STAT 5303 Assignment 7
Predicting Skeletal Spongiosa Volume From Simple Body Measurements
A primary goal in molecular radiotherapy is to optimize various treatment
parameters - radionuclide, carrier molecule (peptide, antibody,
pharmaceutical), administered activity, use of pre-therapy drugs (cold
antibody, amino acids, etc.) - in order to maximize tumor cell kill while minimizing toxicity in non-targeted tissues. Active bone marrow is one of the more radiosensitive tissues in the human body
and hence it is important to predict and possibly avoid myelotoxicity in
radionuclide therapies (e.g. chemotherapy). Current procedures used to calculate marrow
dose generally require knowledge of the patient total skeletal active
marrow mass, a value which at present cannot be directly
measured. Theoretically, the active marrow mass can
be calculated given knowledge of the Total Skeletal Spongiosa Volume (TSSV).
Your goal in this study is to build a multiple regression model to predict TSSV
based on simple skeletal measurements obtainable from a CT scan or radiograph.
In a recent study, 17 different body measurements were recorded from whole-body
CT images of 40 cadavers (20 male and 20 female), whose ages ranged from
roughly 40-80
years, as representative of cancer patients potentially treated with
radionuclide therapy. For each cadaver, TSSV was calculated by manual
segmentation, a laborious process involving cadaver dissection. A description of the variables appearing in the dataset along with abbreviated names is as follows.
- Sex: Sex (male=1, female=0).
- Age: Age (years).
- HT: Total body height measured on the CT scout images (cm).
- OC.W: Maximum width of the os coxae in the coronal plane (cm).
- OC.H: Average of the maximum heights of the left and
right side of the os coxae in the coronal plane (cm).
- Bi.B: Distance between the outermost portions of the
greater trochanters in the coronal plane (cm).

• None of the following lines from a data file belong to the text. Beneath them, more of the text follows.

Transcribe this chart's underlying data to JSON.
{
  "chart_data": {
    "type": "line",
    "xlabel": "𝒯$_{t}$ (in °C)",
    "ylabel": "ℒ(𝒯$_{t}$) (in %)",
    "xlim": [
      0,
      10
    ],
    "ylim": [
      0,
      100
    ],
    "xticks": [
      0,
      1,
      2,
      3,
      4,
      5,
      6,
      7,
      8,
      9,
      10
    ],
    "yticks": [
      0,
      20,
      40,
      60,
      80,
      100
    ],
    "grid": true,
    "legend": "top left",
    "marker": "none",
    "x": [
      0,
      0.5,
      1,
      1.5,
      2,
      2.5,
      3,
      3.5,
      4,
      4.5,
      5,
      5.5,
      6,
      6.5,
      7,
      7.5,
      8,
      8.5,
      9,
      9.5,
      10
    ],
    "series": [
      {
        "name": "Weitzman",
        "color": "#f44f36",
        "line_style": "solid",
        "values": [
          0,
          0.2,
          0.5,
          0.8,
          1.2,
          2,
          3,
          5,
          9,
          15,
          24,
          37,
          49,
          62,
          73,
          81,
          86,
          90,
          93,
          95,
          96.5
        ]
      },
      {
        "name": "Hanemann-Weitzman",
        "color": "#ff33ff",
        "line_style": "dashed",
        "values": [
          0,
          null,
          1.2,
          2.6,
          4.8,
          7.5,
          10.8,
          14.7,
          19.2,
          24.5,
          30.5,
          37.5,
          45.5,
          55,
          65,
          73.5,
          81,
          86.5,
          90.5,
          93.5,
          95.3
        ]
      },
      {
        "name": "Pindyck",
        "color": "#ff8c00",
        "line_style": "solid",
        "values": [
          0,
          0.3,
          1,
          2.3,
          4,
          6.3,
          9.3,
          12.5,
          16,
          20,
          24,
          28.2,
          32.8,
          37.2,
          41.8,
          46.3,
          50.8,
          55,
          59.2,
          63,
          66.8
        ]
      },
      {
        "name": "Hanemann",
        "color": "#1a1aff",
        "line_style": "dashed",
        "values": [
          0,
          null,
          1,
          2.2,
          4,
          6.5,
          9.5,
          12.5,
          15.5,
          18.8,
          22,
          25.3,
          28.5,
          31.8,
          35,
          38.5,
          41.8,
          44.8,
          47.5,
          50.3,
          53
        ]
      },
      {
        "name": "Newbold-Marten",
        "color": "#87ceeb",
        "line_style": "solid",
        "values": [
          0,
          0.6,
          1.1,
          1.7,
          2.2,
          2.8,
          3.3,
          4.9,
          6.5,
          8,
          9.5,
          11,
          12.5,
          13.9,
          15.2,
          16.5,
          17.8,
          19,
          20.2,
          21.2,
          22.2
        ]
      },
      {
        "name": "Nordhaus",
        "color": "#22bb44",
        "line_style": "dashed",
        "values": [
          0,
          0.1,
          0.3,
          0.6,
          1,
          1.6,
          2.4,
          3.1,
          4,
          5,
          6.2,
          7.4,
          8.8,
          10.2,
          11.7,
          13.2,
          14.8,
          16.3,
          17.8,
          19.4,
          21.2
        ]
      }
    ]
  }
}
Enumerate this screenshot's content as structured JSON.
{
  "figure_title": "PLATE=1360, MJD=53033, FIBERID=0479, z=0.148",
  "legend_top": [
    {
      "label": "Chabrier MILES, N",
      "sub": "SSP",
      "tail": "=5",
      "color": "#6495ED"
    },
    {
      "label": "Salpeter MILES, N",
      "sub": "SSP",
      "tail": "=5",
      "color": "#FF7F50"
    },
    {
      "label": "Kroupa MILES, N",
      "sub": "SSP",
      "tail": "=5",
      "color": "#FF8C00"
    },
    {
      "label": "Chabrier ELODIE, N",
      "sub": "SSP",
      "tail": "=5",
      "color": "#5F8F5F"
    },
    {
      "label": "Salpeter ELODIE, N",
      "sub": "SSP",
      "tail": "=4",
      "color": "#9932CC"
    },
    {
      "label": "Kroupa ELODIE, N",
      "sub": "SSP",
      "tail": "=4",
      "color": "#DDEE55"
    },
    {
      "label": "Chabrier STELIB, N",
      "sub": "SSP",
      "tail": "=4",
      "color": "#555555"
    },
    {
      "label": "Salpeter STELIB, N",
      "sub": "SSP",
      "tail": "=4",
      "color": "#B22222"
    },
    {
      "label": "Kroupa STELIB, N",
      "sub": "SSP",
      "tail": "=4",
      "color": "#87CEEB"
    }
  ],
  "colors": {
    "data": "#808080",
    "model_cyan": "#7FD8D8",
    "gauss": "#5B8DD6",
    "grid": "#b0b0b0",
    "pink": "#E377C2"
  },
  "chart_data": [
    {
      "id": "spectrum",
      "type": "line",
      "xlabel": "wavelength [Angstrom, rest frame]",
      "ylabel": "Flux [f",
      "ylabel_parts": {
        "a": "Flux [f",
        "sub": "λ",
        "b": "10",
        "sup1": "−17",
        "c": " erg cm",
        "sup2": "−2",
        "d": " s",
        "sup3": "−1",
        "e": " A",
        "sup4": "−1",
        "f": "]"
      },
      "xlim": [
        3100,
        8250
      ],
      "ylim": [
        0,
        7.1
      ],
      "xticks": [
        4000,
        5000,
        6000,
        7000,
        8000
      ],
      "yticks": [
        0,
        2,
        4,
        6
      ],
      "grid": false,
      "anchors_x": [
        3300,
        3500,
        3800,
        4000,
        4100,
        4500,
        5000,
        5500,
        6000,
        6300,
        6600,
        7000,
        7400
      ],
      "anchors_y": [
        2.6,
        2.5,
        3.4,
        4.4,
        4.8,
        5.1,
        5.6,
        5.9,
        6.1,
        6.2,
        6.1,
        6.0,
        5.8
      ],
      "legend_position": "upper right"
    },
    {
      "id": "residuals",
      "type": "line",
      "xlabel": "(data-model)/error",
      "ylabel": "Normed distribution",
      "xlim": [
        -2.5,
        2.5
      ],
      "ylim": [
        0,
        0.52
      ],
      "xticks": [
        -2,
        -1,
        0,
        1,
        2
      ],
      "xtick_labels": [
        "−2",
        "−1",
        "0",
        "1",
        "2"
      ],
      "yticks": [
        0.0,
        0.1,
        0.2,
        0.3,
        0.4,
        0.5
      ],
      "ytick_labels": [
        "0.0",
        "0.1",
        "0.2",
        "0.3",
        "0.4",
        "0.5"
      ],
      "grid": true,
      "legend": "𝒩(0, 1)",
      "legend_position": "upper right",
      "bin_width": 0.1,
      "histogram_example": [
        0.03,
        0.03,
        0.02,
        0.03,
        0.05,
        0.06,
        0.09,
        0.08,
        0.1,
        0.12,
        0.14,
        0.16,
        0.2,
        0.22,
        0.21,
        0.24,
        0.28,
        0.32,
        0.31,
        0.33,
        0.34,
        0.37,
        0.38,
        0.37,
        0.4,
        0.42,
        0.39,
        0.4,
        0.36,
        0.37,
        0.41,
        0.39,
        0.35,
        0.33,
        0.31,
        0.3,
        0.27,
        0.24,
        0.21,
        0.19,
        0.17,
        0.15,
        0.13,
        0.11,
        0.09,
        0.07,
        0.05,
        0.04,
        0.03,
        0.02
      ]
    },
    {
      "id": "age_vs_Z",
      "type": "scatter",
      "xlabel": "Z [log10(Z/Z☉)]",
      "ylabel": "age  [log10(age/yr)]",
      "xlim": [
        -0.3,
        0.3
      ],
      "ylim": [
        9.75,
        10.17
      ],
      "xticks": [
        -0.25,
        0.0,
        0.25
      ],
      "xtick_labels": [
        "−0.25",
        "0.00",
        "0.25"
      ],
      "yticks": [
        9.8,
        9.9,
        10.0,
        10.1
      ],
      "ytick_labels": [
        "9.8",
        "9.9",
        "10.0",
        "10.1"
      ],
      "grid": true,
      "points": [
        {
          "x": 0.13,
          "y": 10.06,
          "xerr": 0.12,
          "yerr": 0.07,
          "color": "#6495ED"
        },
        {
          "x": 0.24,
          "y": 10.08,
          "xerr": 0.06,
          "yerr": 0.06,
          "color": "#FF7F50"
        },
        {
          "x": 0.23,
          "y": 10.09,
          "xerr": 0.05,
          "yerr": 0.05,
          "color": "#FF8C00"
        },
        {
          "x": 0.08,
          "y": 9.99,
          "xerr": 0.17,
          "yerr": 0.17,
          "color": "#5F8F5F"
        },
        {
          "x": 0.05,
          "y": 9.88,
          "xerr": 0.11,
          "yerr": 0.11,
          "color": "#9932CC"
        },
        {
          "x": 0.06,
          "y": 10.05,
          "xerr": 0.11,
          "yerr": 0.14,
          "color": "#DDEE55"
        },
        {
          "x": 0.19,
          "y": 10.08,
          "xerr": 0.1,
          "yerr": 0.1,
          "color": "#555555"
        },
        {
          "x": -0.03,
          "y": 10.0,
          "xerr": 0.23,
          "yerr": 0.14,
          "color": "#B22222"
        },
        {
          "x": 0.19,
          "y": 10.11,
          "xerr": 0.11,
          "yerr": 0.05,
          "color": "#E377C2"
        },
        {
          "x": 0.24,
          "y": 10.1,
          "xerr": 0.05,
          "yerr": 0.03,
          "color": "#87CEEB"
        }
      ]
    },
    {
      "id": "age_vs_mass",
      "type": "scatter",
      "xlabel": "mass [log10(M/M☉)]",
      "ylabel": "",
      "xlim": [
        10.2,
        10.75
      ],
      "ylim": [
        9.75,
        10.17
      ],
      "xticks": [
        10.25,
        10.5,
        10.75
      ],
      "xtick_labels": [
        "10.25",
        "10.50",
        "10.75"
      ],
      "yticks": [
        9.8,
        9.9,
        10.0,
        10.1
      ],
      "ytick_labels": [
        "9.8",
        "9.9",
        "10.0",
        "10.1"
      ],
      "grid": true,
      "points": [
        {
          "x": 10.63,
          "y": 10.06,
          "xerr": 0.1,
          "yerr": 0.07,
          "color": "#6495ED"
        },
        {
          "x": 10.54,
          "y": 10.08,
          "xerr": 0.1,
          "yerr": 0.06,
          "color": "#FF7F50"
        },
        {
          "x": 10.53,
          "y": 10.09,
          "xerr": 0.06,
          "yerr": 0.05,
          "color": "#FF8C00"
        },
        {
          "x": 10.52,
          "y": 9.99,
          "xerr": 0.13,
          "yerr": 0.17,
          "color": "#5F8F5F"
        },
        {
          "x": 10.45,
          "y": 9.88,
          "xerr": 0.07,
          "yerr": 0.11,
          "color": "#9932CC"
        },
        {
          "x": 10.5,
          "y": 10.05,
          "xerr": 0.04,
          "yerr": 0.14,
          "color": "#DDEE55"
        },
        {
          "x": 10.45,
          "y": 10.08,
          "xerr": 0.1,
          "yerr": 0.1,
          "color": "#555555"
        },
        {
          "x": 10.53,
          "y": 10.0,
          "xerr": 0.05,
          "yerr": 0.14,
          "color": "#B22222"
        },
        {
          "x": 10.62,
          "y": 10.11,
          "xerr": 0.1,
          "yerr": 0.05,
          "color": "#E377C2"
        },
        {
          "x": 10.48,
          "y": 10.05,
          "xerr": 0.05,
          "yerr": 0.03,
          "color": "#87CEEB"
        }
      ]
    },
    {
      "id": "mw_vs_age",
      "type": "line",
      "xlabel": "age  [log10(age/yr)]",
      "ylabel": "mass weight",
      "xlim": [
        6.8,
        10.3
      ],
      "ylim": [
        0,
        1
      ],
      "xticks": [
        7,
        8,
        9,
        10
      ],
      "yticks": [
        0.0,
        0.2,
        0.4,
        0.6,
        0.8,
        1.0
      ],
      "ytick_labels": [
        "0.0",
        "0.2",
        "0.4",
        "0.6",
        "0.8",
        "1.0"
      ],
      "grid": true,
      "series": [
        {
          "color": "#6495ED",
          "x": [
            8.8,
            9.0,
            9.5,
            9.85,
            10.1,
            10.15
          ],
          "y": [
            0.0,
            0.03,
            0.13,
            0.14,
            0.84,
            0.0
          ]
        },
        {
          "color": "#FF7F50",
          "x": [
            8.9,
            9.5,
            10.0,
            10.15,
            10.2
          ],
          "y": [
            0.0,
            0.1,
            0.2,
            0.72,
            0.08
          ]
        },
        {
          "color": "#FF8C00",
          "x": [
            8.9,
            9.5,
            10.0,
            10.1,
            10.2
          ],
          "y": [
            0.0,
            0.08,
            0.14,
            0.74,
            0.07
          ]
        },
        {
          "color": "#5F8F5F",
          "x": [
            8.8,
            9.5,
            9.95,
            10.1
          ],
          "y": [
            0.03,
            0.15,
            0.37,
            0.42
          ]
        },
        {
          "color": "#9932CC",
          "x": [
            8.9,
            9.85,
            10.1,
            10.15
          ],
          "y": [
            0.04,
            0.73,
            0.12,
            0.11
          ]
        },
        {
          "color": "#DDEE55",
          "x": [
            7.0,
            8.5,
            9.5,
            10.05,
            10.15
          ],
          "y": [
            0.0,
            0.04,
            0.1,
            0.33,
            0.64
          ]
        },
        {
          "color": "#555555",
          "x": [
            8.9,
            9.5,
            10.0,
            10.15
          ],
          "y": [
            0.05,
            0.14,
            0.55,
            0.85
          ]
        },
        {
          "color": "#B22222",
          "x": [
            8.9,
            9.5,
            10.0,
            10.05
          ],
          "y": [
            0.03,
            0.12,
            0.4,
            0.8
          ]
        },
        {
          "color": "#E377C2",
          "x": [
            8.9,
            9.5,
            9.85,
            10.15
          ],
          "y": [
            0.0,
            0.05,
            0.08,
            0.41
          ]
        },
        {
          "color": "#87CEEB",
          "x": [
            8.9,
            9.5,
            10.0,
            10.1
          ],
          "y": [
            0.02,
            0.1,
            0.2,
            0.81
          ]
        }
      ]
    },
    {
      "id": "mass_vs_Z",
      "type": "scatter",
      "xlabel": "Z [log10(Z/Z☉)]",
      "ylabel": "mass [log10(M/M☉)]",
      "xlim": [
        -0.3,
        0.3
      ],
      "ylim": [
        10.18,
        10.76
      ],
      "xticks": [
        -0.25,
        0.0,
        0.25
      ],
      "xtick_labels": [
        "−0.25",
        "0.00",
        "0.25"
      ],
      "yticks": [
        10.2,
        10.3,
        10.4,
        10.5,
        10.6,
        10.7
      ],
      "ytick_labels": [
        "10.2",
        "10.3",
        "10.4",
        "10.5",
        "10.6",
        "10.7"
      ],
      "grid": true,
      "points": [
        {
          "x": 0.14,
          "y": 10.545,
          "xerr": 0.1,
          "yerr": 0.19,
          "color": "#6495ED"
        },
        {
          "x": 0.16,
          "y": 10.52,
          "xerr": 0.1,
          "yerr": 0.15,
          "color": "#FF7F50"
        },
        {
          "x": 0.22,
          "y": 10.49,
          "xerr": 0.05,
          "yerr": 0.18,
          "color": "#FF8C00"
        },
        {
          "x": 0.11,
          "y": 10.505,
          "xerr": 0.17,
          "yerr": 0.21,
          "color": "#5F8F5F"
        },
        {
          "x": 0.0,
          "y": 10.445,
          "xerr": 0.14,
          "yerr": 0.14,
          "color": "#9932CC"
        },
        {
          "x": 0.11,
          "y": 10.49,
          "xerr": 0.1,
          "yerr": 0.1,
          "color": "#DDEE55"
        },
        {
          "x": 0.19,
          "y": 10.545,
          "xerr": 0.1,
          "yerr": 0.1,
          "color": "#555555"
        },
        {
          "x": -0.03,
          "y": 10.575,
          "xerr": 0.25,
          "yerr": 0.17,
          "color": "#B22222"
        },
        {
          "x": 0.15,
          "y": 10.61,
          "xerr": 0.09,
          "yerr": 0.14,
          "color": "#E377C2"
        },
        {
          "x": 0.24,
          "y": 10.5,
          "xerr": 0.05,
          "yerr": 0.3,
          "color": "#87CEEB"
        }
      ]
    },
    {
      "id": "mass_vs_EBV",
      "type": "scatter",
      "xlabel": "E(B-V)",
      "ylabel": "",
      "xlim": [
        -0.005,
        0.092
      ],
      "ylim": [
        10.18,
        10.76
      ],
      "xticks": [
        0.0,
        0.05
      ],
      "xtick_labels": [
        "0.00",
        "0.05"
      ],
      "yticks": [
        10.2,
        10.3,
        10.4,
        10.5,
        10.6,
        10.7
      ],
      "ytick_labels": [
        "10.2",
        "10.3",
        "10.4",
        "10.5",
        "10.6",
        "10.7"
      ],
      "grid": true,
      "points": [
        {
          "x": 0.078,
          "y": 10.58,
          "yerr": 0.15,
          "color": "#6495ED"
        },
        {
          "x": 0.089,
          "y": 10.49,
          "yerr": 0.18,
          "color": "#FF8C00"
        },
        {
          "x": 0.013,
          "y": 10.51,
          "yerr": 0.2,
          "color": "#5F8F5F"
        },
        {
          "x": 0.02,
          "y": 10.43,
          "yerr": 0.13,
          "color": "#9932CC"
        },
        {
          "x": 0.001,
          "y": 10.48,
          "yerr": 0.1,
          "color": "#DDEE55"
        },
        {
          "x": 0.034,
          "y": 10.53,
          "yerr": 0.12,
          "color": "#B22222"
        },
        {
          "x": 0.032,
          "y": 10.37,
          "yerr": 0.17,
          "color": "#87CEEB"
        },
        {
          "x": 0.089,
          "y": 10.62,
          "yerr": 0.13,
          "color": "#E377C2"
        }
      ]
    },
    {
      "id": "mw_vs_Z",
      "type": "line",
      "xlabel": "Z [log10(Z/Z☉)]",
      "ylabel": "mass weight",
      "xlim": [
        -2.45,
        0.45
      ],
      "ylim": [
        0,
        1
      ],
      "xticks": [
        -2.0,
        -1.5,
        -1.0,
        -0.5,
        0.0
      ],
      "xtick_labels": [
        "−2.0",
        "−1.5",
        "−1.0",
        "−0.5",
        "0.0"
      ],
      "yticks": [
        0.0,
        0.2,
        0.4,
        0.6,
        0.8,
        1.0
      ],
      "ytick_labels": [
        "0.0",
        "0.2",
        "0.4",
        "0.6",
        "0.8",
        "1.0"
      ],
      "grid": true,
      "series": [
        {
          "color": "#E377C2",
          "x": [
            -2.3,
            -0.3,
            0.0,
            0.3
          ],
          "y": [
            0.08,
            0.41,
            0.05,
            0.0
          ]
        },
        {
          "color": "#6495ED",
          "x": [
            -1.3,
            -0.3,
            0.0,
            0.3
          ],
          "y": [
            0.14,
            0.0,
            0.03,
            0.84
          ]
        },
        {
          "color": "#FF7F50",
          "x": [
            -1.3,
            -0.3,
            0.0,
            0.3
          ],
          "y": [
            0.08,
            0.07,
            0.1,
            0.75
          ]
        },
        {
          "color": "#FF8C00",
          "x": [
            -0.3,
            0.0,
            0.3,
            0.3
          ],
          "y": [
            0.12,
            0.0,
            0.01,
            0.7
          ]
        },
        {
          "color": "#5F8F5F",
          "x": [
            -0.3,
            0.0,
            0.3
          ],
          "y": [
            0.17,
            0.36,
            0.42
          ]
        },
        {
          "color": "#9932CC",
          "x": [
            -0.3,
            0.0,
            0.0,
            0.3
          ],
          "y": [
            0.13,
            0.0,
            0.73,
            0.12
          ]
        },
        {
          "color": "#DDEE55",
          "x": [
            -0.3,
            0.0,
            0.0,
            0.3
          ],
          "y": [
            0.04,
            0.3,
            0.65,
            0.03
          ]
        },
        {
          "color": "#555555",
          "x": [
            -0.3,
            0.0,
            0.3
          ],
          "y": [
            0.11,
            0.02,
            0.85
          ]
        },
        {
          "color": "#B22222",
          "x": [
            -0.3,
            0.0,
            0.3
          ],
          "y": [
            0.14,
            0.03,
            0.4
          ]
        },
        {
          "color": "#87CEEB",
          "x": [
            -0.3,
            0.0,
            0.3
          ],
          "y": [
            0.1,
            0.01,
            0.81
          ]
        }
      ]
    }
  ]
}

- ASH: Distance from the anterior sacral promontory to the apex
of the sacrum in the sagittal plane (cm).
- S.W: Maximum width of the sacrum in the transverse plane (cm).
- L5.T: Thickness of the fifth lumbar (L5) vertebrae in the sagittal plane (cm).
- S1.B: Longest diameter of the S1 sacral plate in the transverse plane (cm).
- P: Average of the maximum perimeter of the left and right femoral heads in the coronal plane (cm).
- FD: Average of the Feret's diameter for the right and left femoral heads measured in the coronal plane (cm).
- Max.H: Maximum height of the femoral head in the coronal plane, calculated as the average of the left and right femoral heads (cm).
- Max.W: Maximum width of the femoral head in the coronal plane, calculated as the average of the left and right femoral heads (cm).
- HH: Distance between the outermost portions of the right and left proximal humeral heads in the CT scout image (cm).
- FH: Maximum height of the femoral bones in the CT scout image, calculated as the average of the left and right femoral bones (cm).
- TSSV: Total skeletal spongiosa volume (cubic cm).
Note that the TSSV measurement for the cadaver labeled CAD-26 was not recorded (the period denotes a missing observation). Using these data, build a multiple regression model to predict TSSV from the remaining variables, and summarize your findings. In your quest for a suitable model, you should:
- Plot the data in meaningful ways. Examine the need for transforming variables.
- Carry out model selection using the techniques discussed in class
(Stepwise, Cp, Adj. R^2, etc.), and decide on one (or a few) candidate model(s).
- Check if there are any violations of the regression assumptions,
including potential problems like influential observations and
multicollinearity.
- Based on all the preceeding results, decide on a single model for
predicting TSSV, and report your findings.
- Using your chosen model, predict the TSSV value of CAD-26, giving an appropriate interval for your prediction, and comment on it. Is this person unusual in any way?
Instructions:
- Typeset your results as a report, using the same
format, template, and general instructions as for previous Assignments, except this time your report should approach the quality of a publishable paper. Therefore, no raw computer output should be included in the main write-up (although you may add an appendix). The report should be organized as follows:
- Title.
- Abstract (a summary of the paper).
- Introduction.
- Statistical Methods.
- Results and Conclusions.
- References (optional).
- Appendix (optional).
This article gives further guidance on the art of communicating statistical results. And here is an example of a paper in the Journal of Agronomy to give an idea of what a good finished product might look like.
- The length of your report must NOT exceed 5 sheets of
paper (10 pages)! This means you will have to make some hard decisions as to
which plots you should include; typically only extremely compelling ones. (You may however add an appendix, and this can be as long as you wish.)